The art of porous chromium plating has been in widespread use for a number of years both in decorative plating and industrial or so-called "hard chromium" plating. As evolved over the years, three principal control factors are employed in hard chromium plating: (1) the manner of deposition of the chromium plate onto the metal surface; (2) the etching treatment; and (3) the finishing of the resultant plated surface. Conventionally, the plating operation requires close control of the composition of the bath, its temperature and current density. The etching step may be done by any of several methods including chemical or electrochemical treatments and the etched effect may also be produced by mechanical means. Several types of finishing are customarily employed such as polishing, lapping or honing, and it is generally considered that the amount of plating removed and its rate of removal affects the porosity of the plate.
Typically, porous chromium plate in which the plating is formed with fissures, pits or microcracks has been used in articles in which wear and operating characteristics are at a premium, such as, in the production of piston rings and cylinder walls, since the porous chromium plate is known to act as an extremely good bearing surface having improved load-carrying and lubricating characteristics. As the chromium is deposited in the plating operation, cracks of microscopic size are produced almost in a random pattern resulting from the stresses created in the deposit. As the stress develops until it reaches the ultimate strength of the chromium deposit, the resultant fracture relieves the stress thereby leaving fine cracks in the plating. The size and type of the porosity, or microcracking, can be controlled by various means and for example an etching step following the initial plating step is known to widen or expand the cracks formed. Generally, as the etching proceeds, the fissures or cracks initially deepen and widen; however, eventually an equilibrium is established between the rate of dissolving in the cracks or fissures and from the surfaces so that there is relatively little, if any, further increase in the depth of the fissures or pores. Beyond this point, the plate continues to dissolve without any apparent increase in the depth of channels unless some preliminary treatment is employed to protect the surface against erosion or eating away during the etching process.
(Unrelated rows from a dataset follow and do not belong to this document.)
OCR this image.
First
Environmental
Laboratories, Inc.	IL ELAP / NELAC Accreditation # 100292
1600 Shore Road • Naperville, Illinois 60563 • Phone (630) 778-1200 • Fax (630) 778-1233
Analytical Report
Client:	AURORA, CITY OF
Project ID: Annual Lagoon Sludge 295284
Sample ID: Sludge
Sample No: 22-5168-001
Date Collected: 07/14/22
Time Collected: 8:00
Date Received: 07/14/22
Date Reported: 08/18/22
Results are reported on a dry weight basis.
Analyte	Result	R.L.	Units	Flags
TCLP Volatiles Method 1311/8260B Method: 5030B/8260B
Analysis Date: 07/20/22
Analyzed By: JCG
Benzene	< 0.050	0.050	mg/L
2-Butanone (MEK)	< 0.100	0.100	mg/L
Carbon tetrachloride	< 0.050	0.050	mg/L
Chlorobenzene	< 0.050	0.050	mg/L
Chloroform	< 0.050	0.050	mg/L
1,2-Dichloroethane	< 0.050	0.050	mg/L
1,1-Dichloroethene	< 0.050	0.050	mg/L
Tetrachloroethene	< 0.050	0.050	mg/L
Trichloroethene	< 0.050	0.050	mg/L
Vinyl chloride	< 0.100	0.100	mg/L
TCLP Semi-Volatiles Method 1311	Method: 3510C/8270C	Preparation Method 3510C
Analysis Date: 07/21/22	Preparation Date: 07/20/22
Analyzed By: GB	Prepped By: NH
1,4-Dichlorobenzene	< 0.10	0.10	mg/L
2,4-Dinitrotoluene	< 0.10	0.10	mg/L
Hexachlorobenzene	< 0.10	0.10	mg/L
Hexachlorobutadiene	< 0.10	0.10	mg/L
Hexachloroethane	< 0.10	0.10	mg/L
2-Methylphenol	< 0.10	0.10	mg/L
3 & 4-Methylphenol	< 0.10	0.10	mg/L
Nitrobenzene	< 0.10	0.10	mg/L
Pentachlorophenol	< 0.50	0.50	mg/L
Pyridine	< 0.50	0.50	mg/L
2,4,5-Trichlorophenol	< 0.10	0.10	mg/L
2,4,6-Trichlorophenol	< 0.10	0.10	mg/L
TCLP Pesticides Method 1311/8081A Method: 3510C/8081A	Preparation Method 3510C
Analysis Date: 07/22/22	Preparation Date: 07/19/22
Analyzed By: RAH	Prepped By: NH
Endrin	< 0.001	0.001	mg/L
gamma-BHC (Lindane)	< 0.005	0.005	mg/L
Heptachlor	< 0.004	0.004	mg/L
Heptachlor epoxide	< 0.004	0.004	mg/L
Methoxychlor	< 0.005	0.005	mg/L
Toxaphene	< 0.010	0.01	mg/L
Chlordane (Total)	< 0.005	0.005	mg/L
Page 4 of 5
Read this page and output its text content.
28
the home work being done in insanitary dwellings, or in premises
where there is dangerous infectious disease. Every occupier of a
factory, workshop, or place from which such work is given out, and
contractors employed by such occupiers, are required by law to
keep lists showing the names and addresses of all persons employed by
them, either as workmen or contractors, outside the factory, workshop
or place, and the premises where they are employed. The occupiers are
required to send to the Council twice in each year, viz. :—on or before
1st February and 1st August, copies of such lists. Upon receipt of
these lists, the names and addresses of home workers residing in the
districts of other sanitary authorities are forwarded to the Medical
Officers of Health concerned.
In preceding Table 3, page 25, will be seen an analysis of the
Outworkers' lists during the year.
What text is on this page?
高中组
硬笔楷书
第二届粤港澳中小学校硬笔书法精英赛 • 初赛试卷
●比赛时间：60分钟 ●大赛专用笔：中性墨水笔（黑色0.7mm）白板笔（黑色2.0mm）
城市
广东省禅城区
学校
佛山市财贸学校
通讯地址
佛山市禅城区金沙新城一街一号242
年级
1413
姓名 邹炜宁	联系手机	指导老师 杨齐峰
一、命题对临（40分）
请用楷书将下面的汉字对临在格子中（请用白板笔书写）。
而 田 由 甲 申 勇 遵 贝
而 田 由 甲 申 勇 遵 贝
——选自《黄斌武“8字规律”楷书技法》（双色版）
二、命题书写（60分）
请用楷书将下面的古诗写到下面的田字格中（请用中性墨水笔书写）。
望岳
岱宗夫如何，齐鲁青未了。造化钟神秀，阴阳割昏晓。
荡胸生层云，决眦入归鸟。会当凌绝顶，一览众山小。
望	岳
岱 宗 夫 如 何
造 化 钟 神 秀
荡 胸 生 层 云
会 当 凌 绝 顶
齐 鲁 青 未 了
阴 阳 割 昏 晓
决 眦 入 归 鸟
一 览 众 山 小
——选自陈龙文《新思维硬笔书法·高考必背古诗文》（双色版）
Thus one object of the present invention is to provide a means of controlled microcracking and specifically of selective expansion of the microcracks by etching without in any way altering or affecting the external surface of the plate.
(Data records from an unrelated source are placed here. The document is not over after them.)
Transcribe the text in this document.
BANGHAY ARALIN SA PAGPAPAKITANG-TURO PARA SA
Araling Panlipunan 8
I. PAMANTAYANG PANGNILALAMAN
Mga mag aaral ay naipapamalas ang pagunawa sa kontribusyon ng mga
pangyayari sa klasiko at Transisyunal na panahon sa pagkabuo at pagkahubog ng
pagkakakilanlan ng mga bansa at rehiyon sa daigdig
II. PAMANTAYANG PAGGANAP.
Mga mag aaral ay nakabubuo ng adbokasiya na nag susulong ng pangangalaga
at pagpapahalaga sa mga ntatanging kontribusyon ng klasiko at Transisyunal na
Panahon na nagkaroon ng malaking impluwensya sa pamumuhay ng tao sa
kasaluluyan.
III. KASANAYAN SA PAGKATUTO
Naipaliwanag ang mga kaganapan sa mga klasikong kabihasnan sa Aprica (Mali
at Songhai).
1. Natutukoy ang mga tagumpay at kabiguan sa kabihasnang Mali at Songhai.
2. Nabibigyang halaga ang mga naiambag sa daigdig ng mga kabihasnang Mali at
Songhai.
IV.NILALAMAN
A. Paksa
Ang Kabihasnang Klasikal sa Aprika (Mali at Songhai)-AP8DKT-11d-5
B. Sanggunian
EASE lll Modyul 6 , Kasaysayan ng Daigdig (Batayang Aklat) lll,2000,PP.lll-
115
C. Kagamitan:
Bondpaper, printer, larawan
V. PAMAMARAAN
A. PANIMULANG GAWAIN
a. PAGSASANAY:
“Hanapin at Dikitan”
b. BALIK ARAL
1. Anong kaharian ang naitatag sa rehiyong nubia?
Moreover, in microcracking a hard chromium plate, factors favoring a desirable crack pattern include relatively high bath temperatures, low chromic acid concentration, relatively high fluoride content and thickness. A conventional approach in chromium plating has been the formation of the plate in multiple layers by application of two successive baths, the first to obtain coverage and thickness and the second to create the desired pattern of cracks. However, it has been found in accordance with the present invention that the initial crack pattern may be formed in a single chromium plating operation followed by heat treatment as a preliminary to reverse etching to expand the crack pattern, and in this relation, it is desirable to carry out the plating operation for a sufficient length of time to insure a relatively thick plating for example in the range of 0.002 to 0.004 inches in thickness.
In recent years it has been found that the lubricant or low-friction characteristics of hard chromium plated surfaces can be greatly enhanced by the injection or insertion of perfluorocarbon resins such as polytetrafluoroethylene into the fissures or pores formed in the plated surface. For example, U.S. Pat. No. 3,279,936 to Forestek is representative of such a process specifically wherein a porous surface such as a microcracked chromium plated surface has applied thereto non-fused particles of polytetrafluoroethylene which are mechanically locked into the fissures or cracks formed in the surface. Generally, in accordance with the Forestek patent, the approach taken is to heat the plated surface above a predetermined temperature level to enlarge the fissures by thermal explosion and to mechanically force unfused particles into the pores. It is theorized that when the surface is then cooled, the size of the pores or fissures is reduced to mechanically lock the particles in place by an interference fit. However, such process presupposes that the powdered resin is locked physically in place within the pores or fissures, and therefore specific limits are placed on the temperatures to which the surface may be heated in order to avoid fusion of the polytetrafluoroethylene particles, specifying that the maximum temperature limit be 650.degree. F and preferably less than 500.degree. F in the range of 250.degree. to 400.degree. F. In practice, however, it has been found that the degree of expansion induced merely by heating to a limited extent is indeed very slight making it difficult to assure uniform and complete filling of the fissures or pores with unfused particles. Moreover, the degree of contraction of the fissures once cooled is not such as to uniformly lock the particles in place particularly when the surface is subjected to heat expansion or repeated wear over an extended period of time.